03 junho 2013

O livro sobre nada

O inglês John Gledson, estudioso da obra de Machado de Assis, cita na introdução de “Papeis Avulsos” que o francês Gustave Flaubert manifestou em uma de suas centenas de cartas o desejo de escrever "um livro sobre nada". 

Aí está a sabedoria do grande escritor. Escrever um livro sobre nada deve ser a pretensão de todos os autores. A meu ver, aliás, é precisamente esse desejo que diferencia a grande literatura das demais. 

Evidentemente escrever sobre nada é uma utopia, uma "aspiração paradoxal", como observou Gledson. A palavra, sabemos, é carregada de sentidos. Mas escritores sérios buscarão, sempre, o livro sobre nada como projeto inalcançável.

Flaubertianos célebres como James Joyce chegaram perto. É conhecida a boutade do irlandês como resposta a uma mulher que lhe perguntou sobre o que era um de seus livros, não sei se “Ulisses” ou “Finnegans Wake”: “o livro não é sobre alguma coisa, minha senhora, o livro é a coisa”. 

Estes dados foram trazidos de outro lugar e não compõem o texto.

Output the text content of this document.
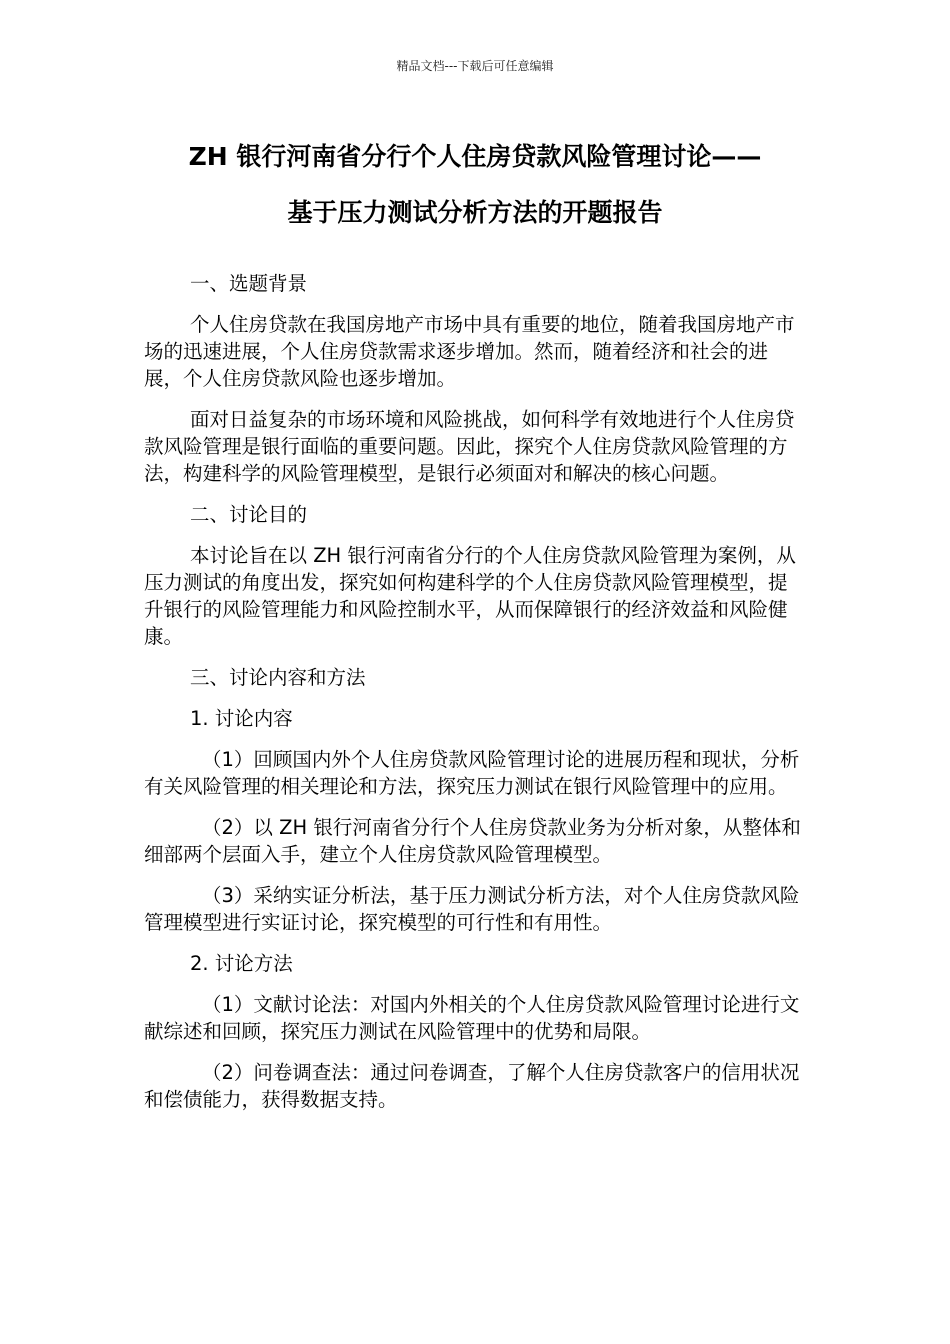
精品文档---下载后可任意编辑
ZH 银行河南省分行个人住房贷款风险管理讨论——
基于压力测试分析方法的开题报告

一、选题背景

个人住房贷款在我国房地产市场中具有重要的地位，随着我国房地产市场的迅速进展，个人住房贷款需求逐步增加。然而，随着经济和社会的进展，个人住房贷款风险也逐步增加。

面对日益复杂的市场环境和风险挑战，如何科学有效地进行个人住房贷款风险管理是银行面临的重要问题。因此，探究个人住房贷款风险管理的方法，构建科学的风险管理模型，是银行必须面对和解决的核心问题。

二、讨论目的

本讨论旨在以 ZH 银行河南省分行的个人住房贷款风险管理为案例，从压力测试的角度出发，探究如何构建科学的个人住房贷款风险管理模型，提升银行的风险管理能力和风险控制水平，从而保障银行的经济效益和风险健康。

三、讨论内容和方法

1. 讨论内容

（1）回顾国内外个人住房贷款风险管理讨论的进展历程和现状，分析有关风险管理的相关理论和方法，探究压力测试在银行风险管理中的应用。

（2）以 ZH 银行河南省分行个人住房贷款业务为分析对象，从整体和细部两个层面入手，建立个人住房贷款风险管理模型。

（3）采纳实证分析法，基于压力测试分析方法，对个人住房贷款风险管理模型进行实证讨论，探究模型的可行性和有用性。

2. 讨论方法

（1）文献讨论法：对国内外相关的个人住房贷款风险管理讨论进行文献综述和回顾，探究压力测试在风险管理中的优势和局限。

（2）问卷调查法：通过问卷调查，了解个人住房贷款客户的信用状况和偿债能力，获得数据支持。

Vargas Llosa, outro devoto do francês, mesmo tendo recebido distinções como o Nobel de literatura, diz que sua grande obra, a que deve ficar, ainda está por vir. Do que ele está falando se não do nada?

O próprio Flaubert, aliás, dizia que, se pudesse, recolheria todas as edições disponíveis em seu tempo de “Madame Bovary”, a obra que o consagrou. E não se falaria mais nisso. 

É bom que se diga que escrever sobre o nada é muito diferente de nada escrever. A aspiração de Flaubert é apenas a evidência de que, para o artista, o processo em si é mais importante do que o resultado.